Prosecutors also claim Pham was involved in a similar betting scheme involving a March 20 game against the Sacramento Kings, in which he and his co-conspirators bet on Porter’s performance after Porter informed them he would remove himself early due to an illness.

In a group message thread, prosecutors say, Pham and Porter also came to a profit-sharing agreement to each receive 24% of the profits from successful bets.

When Porter’s betting account was suspended after being flagged for suspicious activity, prosecutors say he sent texts to Pham and the other co-conspirators to try and warn them of a potential federal investigation.

In one text, Porter said they “might get hit with a rico,” which prosecutors say refers to the anti-racketeering statute. In another message, Porter asked if the group chat recipients had “delete[d] all the stuff” from their personal cell phones, which prosecutors claim refers to evidence in connection with the gambling scheme.

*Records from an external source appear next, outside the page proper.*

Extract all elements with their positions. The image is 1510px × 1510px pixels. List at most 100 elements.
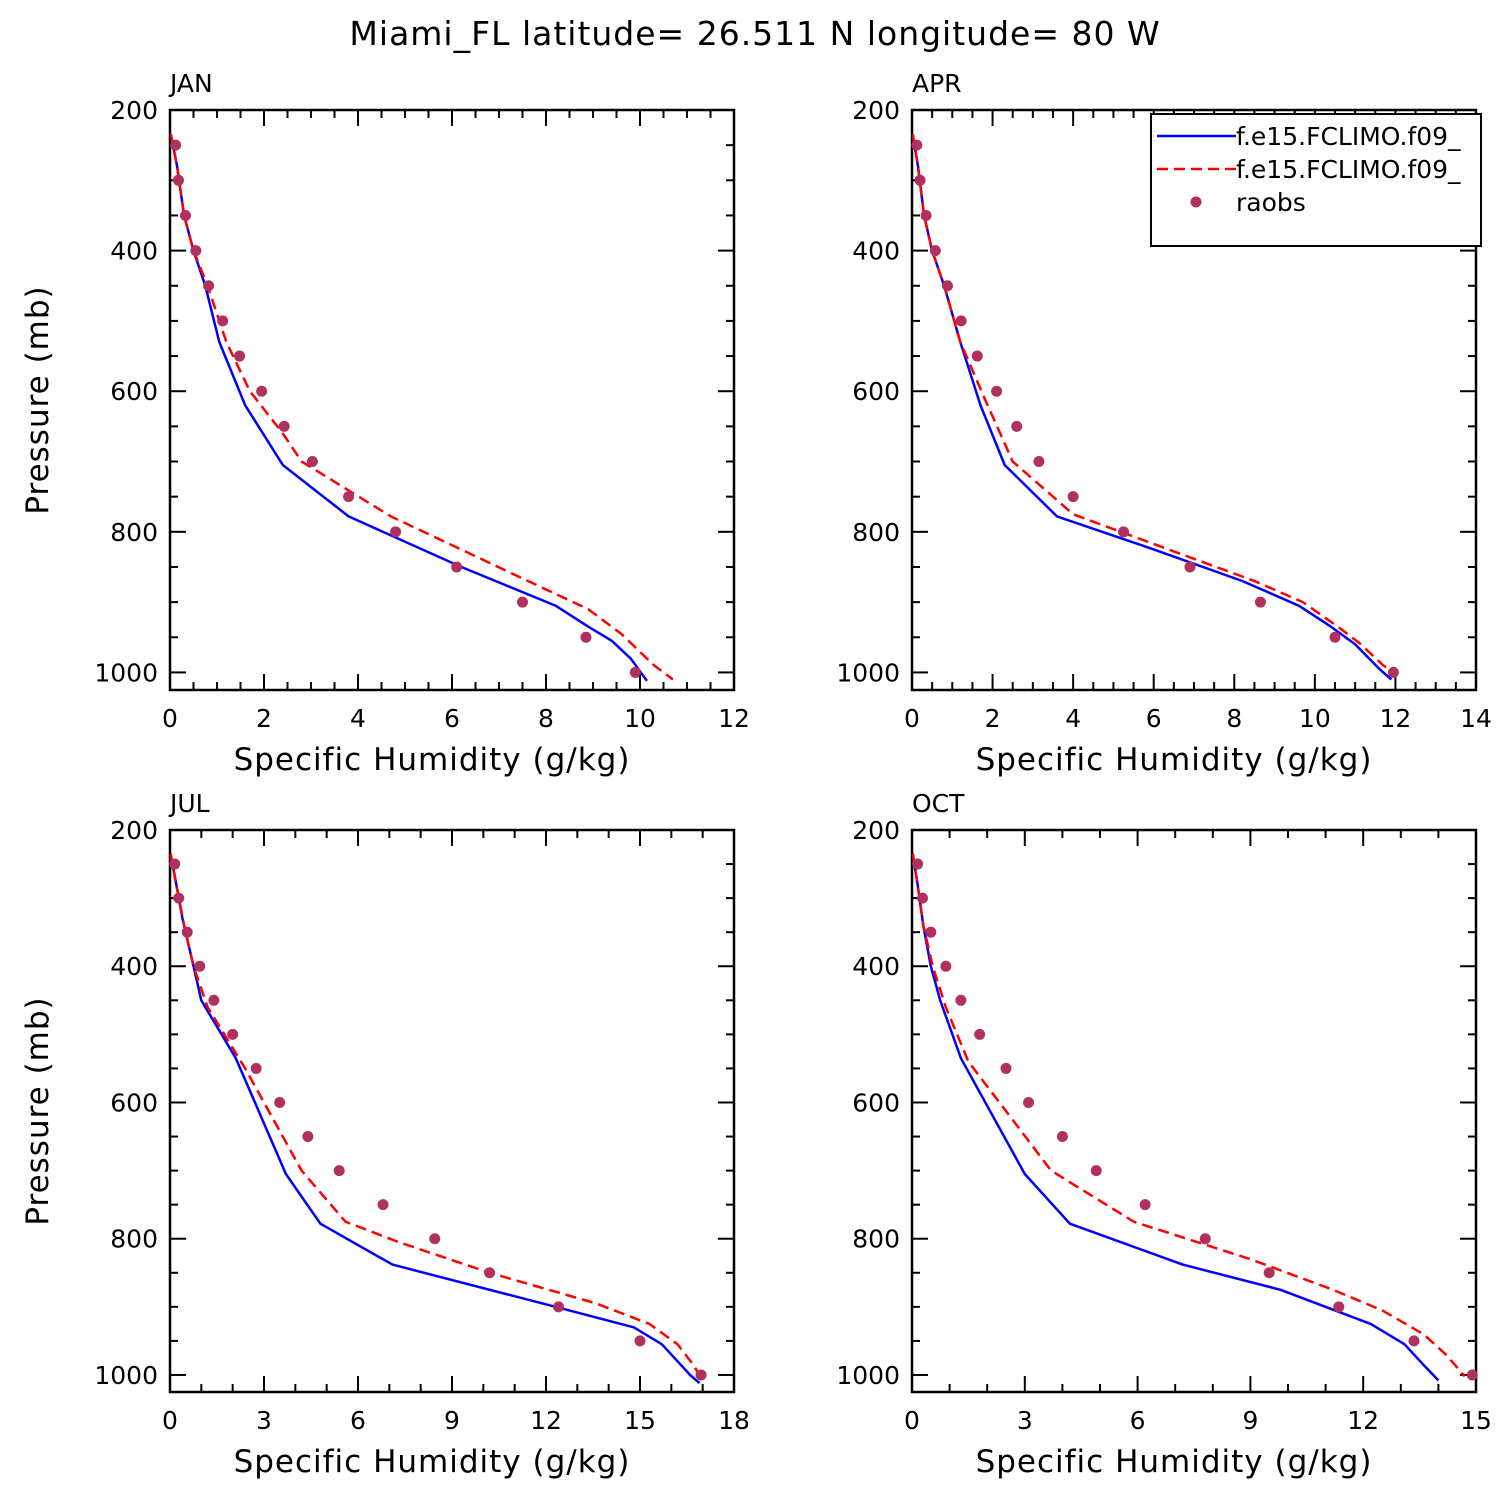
y-tick-label: 200 — [110, 96, 158, 125]
x-tick-label: 2 — [985, 704, 1001, 733]
raobs-point — [190, 245, 202, 257]
raobs-point — [912, 858, 924, 870]
raobs-point — [929, 245, 941, 257]
raobs-point — [1199, 1233, 1211, 1245]
x-tick-label: 12 — [718, 704, 750, 733]
x-tick-label: 4 — [350, 704, 366, 733]
x-tick-label: 15 — [624, 1406, 656, 1435]
raobs-point — [1023, 1096, 1035, 1108]
y-tick-label: 800 — [852, 1225, 900, 1254]
raobs-point — [278, 420, 290, 432]
raobs-point — [217, 315, 229, 327]
y-tick-label: 600 — [110, 377, 158, 406]
legend: f.e15.FCLIMO.f09_ f.e15.FCLIMO.f09_raobs — [1150, 113, 1482, 247]
model-solid-line — [911, 853, 1440, 1382]
raobs-point — [629, 666, 641, 678]
x-axis-title: Specific Humidity (g/kg) — [976, 742, 1373, 778]
legend-label: raobs — [1236, 188, 1306, 217]
raobs-point — [306, 456, 318, 468]
panel-oct: OCT 0 3 6 9 12 15 200 400 600 800 1000 Specific Humi… — [836, 789, 1492, 1480]
x-axis-title: Specific Humidity (g/kg) — [234, 742, 631, 778]
x-tick-label: 9 — [1242, 1406, 1258, 1435]
raobs-point — [1329, 631, 1341, 643]
raobs-point — [1067, 491, 1079, 503]
raobs-point — [940, 960, 952, 972]
plot-frame — [168, 828, 736, 1394]
x-tick-label: 6 — [1146, 704, 1162, 733]
y-tick-label: 800 — [110, 1225, 158, 1254]
x-axis-title: Specific Humidity (g/kg) — [976, 1444, 1373, 1480]
raobs-point — [169, 858, 181, 870]
y-tick-label: 400 — [852, 237, 900, 266]
y-tick-label: 600 — [852, 377, 900, 406]
model-dashed-line — [911, 134, 1397, 675]
raobs-point — [194, 960, 206, 972]
y-tick-label: 800 — [110, 518, 158, 547]
raobs-point — [914, 174, 926, 186]
raobs-point — [925, 926, 937, 938]
x-tick-label: 2 — [256, 704, 272, 733]
raobs-point — [170, 139, 182, 151]
model-dashed-line — [169, 134, 674, 681]
x-tick-label: 18 — [718, 1406, 750, 1435]
y-tick-label: 400 — [110, 237, 158, 266]
y-axis-title: Pressure (mb) — [20, 996, 56, 1225]
raobs-point — [1033, 456, 1045, 468]
raobs-point — [917, 892, 929, 904]
raobs-point — [1139, 1199, 1151, 1211]
panel-label: JAN — [168, 69, 213, 98]
raobs-point — [302, 1131, 314, 1143]
raobs-point — [333, 1165, 345, 1177]
panel-apr: APR 0 2 4 6 8 10 12 14 200 400 600 800 1000 Specific H… — [836, 69, 1492, 778]
y-tick-label: 200 — [110, 816, 158, 845]
raobs-point — [1011, 420, 1023, 432]
x-tick-label: 8 — [538, 704, 554, 733]
raobs-point — [974, 1028, 986, 1040]
y-tick-label: 800 — [852, 518, 900, 547]
plot-frame — [910, 828, 1478, 1394]
y-tick-label: 1000 — [836, 658, 900, 687]
y-tick-label: 400 — [852, 952, 900, 981]
raobs-point — [695, 1369, 707, 1381]
y-axis-title: Pressure (mb) — [20, 285, 56, 514]
x-tick-label: 8 — [1226, 704, 1242, 733]
y-tick-label: 200 — [852, 816, 900, 845]
x-tick-label: 0 — [162, 1406, 178, 1435]
raobs-point — [250, 1062, 262, 1074]
raobs-point — [1090, 1165, 1102, 1177]
model-dashed-line — [169, 853, 704, 1382]
raobs-point — [256, 385, 268, 397]
raobs-point — [1056, 1131, 1068, 1143]
raobs-point — [911, 139, 923, 151]
model-solid-line — [911, 134, 1393, 681]
x-tick-label: 12 — [530, 1406, 562, 1435]
raobs-point — [429, 1233, 441, 1245]
raobs-point — [1333, 1301, 1345, 1313]
raobs-point — [173, 892, 185, 904]
x-tick-label: 0 — [904, 704, 920, 733]
y-tick-label: 600 — [110, 1088, 158, 1117]
x-tick-label: 3 — [256, 1406, 272, 1435]
x-tick-label: 12 — [1347, 1406, 1379, 1435]
raobs-point — [580, 631, 592, 643]
raobs-point — [390, 526, 402, 538]
y-tick-label: 200 — [852, 96, 900, 125]
raobs-point — [941, 280, 953, 292]
x-tick-label: 6 — [1130, 1406, 1146, 1435]
raobs-point — [634, 1335, 646, 1347]
legend-label: f.e15.FCLIMO.f09_ — [1236, 155, 1461, 184]
raobs-point — [203, 280, 215, 292]
x-tick-label: 0 — [904, 1406, 920, 1435]
panel-jan: JAN 0 2 4 6 8 10 12 200 400 600 800 1000 Specific Hum… — [20, 69, 750, 778]
raobs-point — [1254, 596, 1266, 608]
y-tick-label: 1000 — [94, 658, 158, 687]
raobs-point — [377, 1199, 389, 1211]
x-tick-label: 6 — [350, 1406, 366, 1435]
raobs-point — [955, 994, 967, 1006]
panel-label: APR — [912, 69, 962, 98]
raobs-point — [553, 1301, 565, 1313]
x-tick-label: 6 — [444, 704, 460, 733]
model-dashed-line — [911, 853, 1466, 1378]
raobs-point — [1184, 561, 1196, 573]
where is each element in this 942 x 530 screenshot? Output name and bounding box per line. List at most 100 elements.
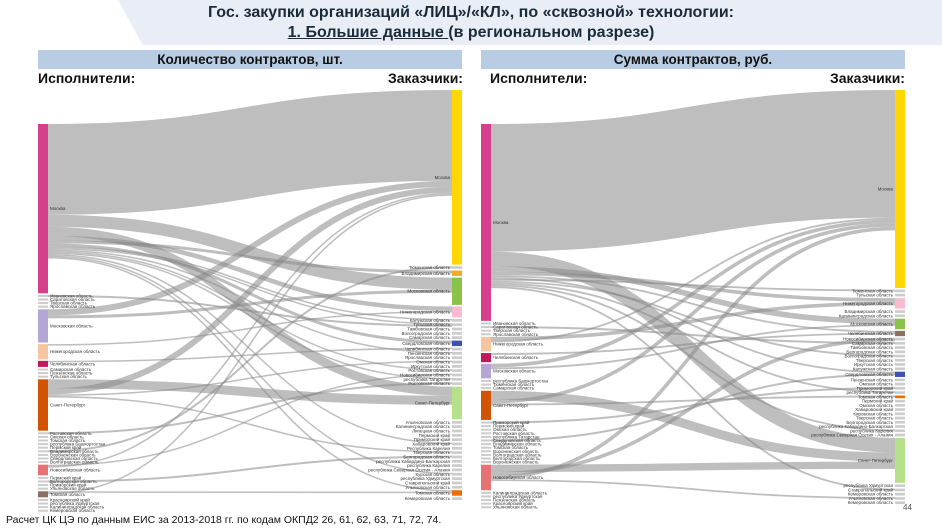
executor-node [481, 383, 491, 386]
page-title: Гос. закупки организаций «ЛИЦ»/«КЛ», по … [208, 4, 734, 21]
customer-label: Иркутская область [854, 362, 894, 367]
customer-label: Ростовская область [408, 381, 450, 386]
executor-label: Москва [493, 220, 509, 225]
customer-label: Волгоградская область [844, 354, 893, 359]
sankey-flow [490, 324, 896, 370]
executor-label: Омская область [493, 427, 527, 432]
customer-node [452, 90, 462, 265]
customer-node [452, 382, 462, 386]
executor-node [481, 336, 491, 352]
sankey-flow [47, 347, 453, 363]
right-executors-label: Исполнители: [490, 70, 588, 86]
sankey-flow [47, 214, 453, 290]
customer-label: Новосибирская область [843, 337, 894, 342]
executor-node [481, 363, 491, 379]
executor-label: республика Башкортостан [50, 442, 106, 447]
executor-node [481, 450, 491, 453]
customer-label: Липецкая область [412, 428, 451, 433]
executor-label: Челябинская область [50, 361, 96, 366]
customer-label: Новосибирская область [400, 373, 451, 378]
customer-label: Тюменская область [409, 265, 451, 270]
sankey-flow [490, 89, 896, 252]
sankey-flow [47, 266, 453, 453]
executor-label: Томская область [493, 445, 529, 450]
customer-label: республика Татарстан [403, 377, 450, 382]
executor-node [38, 432, 48, 435]
customer-label: Омская область [859, 382, 893, 387]
customer-node [895, 293, 905, 297]
executor-label: Кемеровская область [50, 508, 96, 513]
executor-node [38, 461, 48, 464]
executor-label: Тюменская область [493, 382, 535, 387]
customer-label: Кемеровская область [848, 500, 894, 505]
executor-label: Московская область [493, 369, 536, 374]
customer-label: Тверская область [856, 358, 894, 363]
executor-node [38, 491, 48, 498]
customer-label: республика Карелия [407, 463, 450, 468]
customer-label: Тульская область [856, 293, 893, 298]
customer-node [895, 378, 905, 382]
customer-label: Нижегородская область [843, 301, 894, 306]
sankey-flow [47, 253, 453, 445]
customer-label: Санкт-Петербург [415, 400, 451, 405]
executor-label: Красноярский край [493, 500, 533, 506]
executor-label: Самарская область [493, 386, 535, 391]
executor-label: Воронежская область [493, 460, 539, 465]
customer-label: Санкт-Петербург [858, 458, 894, 463]
customer-label: Ставропольский край [405, 479, 450, 485]
executor-label: Ярославская область [493, 332, 539, 337]
customer-label: республика Кабардино-Балкарская [819, 424, 893, 429]
sankey-flow [490, 301, 896, 341]
customer-node [452, 364, 462, 368]
customer-node [895, 363, 905, 366]
customer-label: Тамбовская область [850, 345, 893, 350]
executor-label: Томская область [50, 438, 86, 443]
executor-node [481, 464, 491, 491]
executor-label: Санкт-Петербург [50, 403, 86, 408]
customer-label: республика Северная Осетия - Алания [368, 467, 450, 472]
header-band-accent [118, 0, 942, 45]
executor-node [38, 298, 48, 301]
executor-node [481, 329, 491, 332]
executor-label: Красноярский край [50, 496, 90, 502]
executor-node [38, 372, 48, 375]
sankey-flow [47, 235, 453, 312]
customer-node [895, 433, 905, 437]
executor-node [481, 461, 491, 464]
customer-node [452, 442, 462, 446]
executor-label: Пензенская область [50, 371, 93, 376]
sankey-flow [47, 194, 453, 495]
executor-node [481, 443, 491, 446]
sankey-flow [490, 219, 896, 368]
customer-label: Челябинская область [405, 347, 451, 352]
executor-label: Калининградская область [50, 505, 105, 510]
executor-node [481, 499, 491, 502]
sankey-flow [490, 284, 896, 432]
executor-node [38, 476, 48, 479]
customer-node [452, 323, 462, 327]
executor-node [481, 333, 491, 336]
right-panel-title: Сумма контрактов, руб. [481, 50, 905, 69]
executor-label: Ивановская область [493, 321, 536, 326]
executor-node [38, 309, 48, 343]
left-executors-label: Исполнители: [38, 70, 136, 86]
executor-label: Ярославская область [50, 304, 96, 309]
sankey-flow [47, 294, 453, 327]
customer-node [452, 455, 462, 459]
executor-node [481, 322, 491, 325]
sankey-flow [490, 275, 896, 333]
executor-label: Белгородская область [493, 456, 540, 461]
customer-label: Свердловская область [402, 341, 450, 346]
customer-label: Томская область [415, 490, 451, 495]
subtitle-rest: (в региональном разрезе) [448, 24, 655, 41]
customer-label: Волгоградская область [401, 331, 450, 336]
executor-label: Саратовская область [50, 297, 95, 302]
executor-node [38, 360, 48, 367]
executor-label: Пензенская область [493, 498, 536, 503]
customer-node [895, 342, 905, 345]
sankey-flow [47, 90, 453, 215]
executor-label: Тверская область [493, 328, 531, 333]
executor-node [38, 294, 48, 297]
customer-label: Пензенская область [851, 377, 894, 382]
customer-node [452, 369, 462, 373]
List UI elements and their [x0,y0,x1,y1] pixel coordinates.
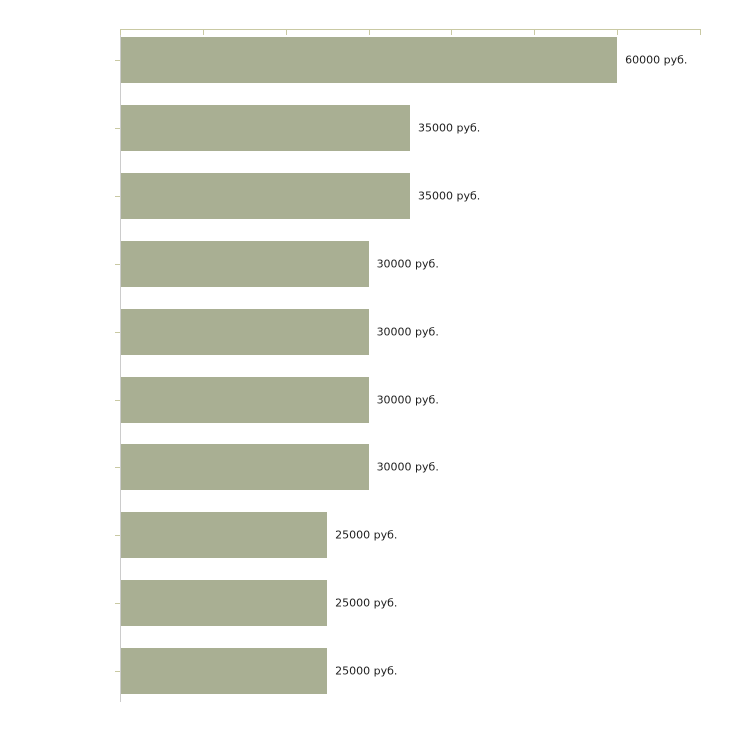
x-axis-tick [202,30,204,35]
bar [121,376,369,423]
bar [121,648,328,695]
value-label: 25000 руб. [335,528,398,542]
value-label: 30000 руб. [376,257,439,271]
x-axis-tick [120,30,121,35]
category-tick [115,603,120,604]
value-label: 30000 руб. [376,460,439,474]
x-axis-tick [285,30,287,35]
x-axis-line [120,29,701,30]
value-label: 30000 руб. [376,325,439,339]
y-axis-baseline [120,30,121,702]
value-label: 25000 руб. [335,596,398,610]
x-axis-tick [700,30,701,35]
bar [121,308,369,355]
value-label: 35000 руб. [418,189,481,203]
category-tick [115,400,120,401]
x-axis-tick [368,30,370,35]
bar [121,104,410,151]
bar [121,37,618,83]
category-tick [115,535,120,536]
category-tick [115,60,120,61]
value-label: 60000 руб. [625,53,688,67]
bar [121,580,328,627]
value-label: 35000 руб. [418,121,481,135]
category-tick [115,671,120,672]
bar [121,512,328,559]
category-tick [115,264,120,265]
value-label: 30000 руб. [376,393,439,406]
value-label: 25000 руб. [335,664,398,678]
x-axis-tick [617,30,619,35]
x-axis-tick [534,30,536,35]
category-tick [115,196,120,197]
bar [121,240,369,287]
bar [121,444,369,491]
category-tick [115,332,120,333]
category-tick [115,128,120,129]
category-tick [115,467,120,468]
bar [121,172,410,219]
x-axis-tick [451,30,453,35]
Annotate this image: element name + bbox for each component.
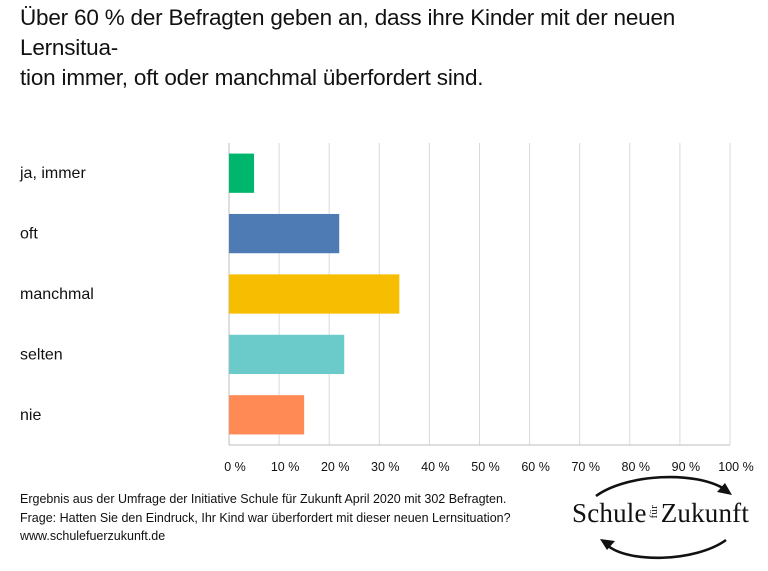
bar — [229, 334, 345, 375]
x-tick-label: 90 % — [672, 460, 701, 474]
category-label: nie — [20, 407, 41, 424]
logo-word-fuer: für — [647, 504, 660, 518]
x-tick-labels: 0 % 10 % 20 % 30 % 40 % 50 % 60 % 70 % 80 % 90 % 1… — [224, 460, 754, 474]
x-tick-label: 70 % — [571, 460, 600, 474]
category-label: manchmal — [20, 286, 94, 303]
logo-text: SchulefürZukunft — [572, 498, 749, 529]
x-tick-label: 50 % — [471, 460, 500, 474]
x-tick-label: 10 % — [271, 460, 300, 474]
chart-title-line-2: tion immer, oft oder manchmal überforder… — [20, 65, 484, 90]
logo-word-zukunft: Zukunft — [660, 498, 750, 528]
chart-bars — [229, 153, 400, 435]
x-tick-label: 80 % — [622, 460, 651, 474]
chart-title-line-1: Über 60 % der Befragten geben an, dass i… — [20, 5, 676, 60]
chart-title: Über 60 % der Befragten geben an, dass i… — [20, 3, 760, 93]
x-tick-label: 0 % — [224, 460, 246, 474]
footer-line-1: Ergebnis aus der Umfrage der Initiative … — [20, 492, 507, 506]
footer-line-3: www.schulefuerzukunft.de — [20, 529, 166, 543]
bar — [229, 153, 255, 193]
x-tick-label: 40 % — [421, 460, 450, 474]
x-tick-label: 30 % — [371, 460, 400, 474]
category-labels: ja, immer oft manchmal selten nie — [19, 165, 94, 424]
category-label: ja, immer — [19, 165, 86, 182]
bar — [229, 213, 340, 254]
bar — [229, 274, 400, 314]
logo: SchulefürZukunft — [566, 468, 766, 568]
footer-note: Ergebnis aus der Umfrage der Initiative … — [20, 490, 580, 546]
footer-line-2: Frage: Hatten Sie den Eindruck, Ihr Kind… — [20, 510, 511, 525]
x-tick-label: 20 % — [321, 460, 350, 474]
bar-chart: ja, immer oft manchmal selten nie 0 % 10 % 20 … — [19, 143, 754, 474]
x-tick-label: 100 % — [718, 460, 753, 474]
category-label: selten — [20, 346, 63, 363]
logo-word-schule: Schule — [572, 498, 647, 528]
category-label: oft — [20, 226, 38, 243]
x-tick-label: 60 % — [521, 460, 550, 474]
bar — [229, 395, 305, 435]
logo-arrows-icon — [595, 475, 732, 560]
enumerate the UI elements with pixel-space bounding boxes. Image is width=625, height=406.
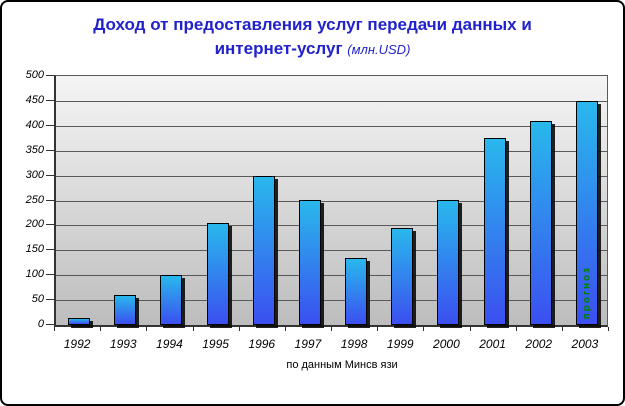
gridline	[56, 275, 607, 277]
y-tick	[46, 324, 54, 325]
y-axis-label: 0	[37, 318, 44, 330]
x-axis-label: 1999	[386, 337, 414, 351]
y-tick	[46, 149, 54, 151]
x-axis-label: 2000	[433, 337, 460, 351]
bar	[252, 176, 275, 325]
x-axis-label: 1994	[156, 337, 183, 351]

Pham was arrested at John F. Kennedy International Airport, where he was trying to board a flight to Australia. He was found with approximately $12,000 in cash, two cashier’s checks totaling $80,000 a series of betting slips and three cell phones.

“This prosecution serves as a warning that fraud and dishonesty in professional sports will not be tolerated and those who engage in this flagrant flouting of the law will be prosecuted,” Peace said.

Pham is represented by attorney Michael Soshnick, who did not respond to a request for comment.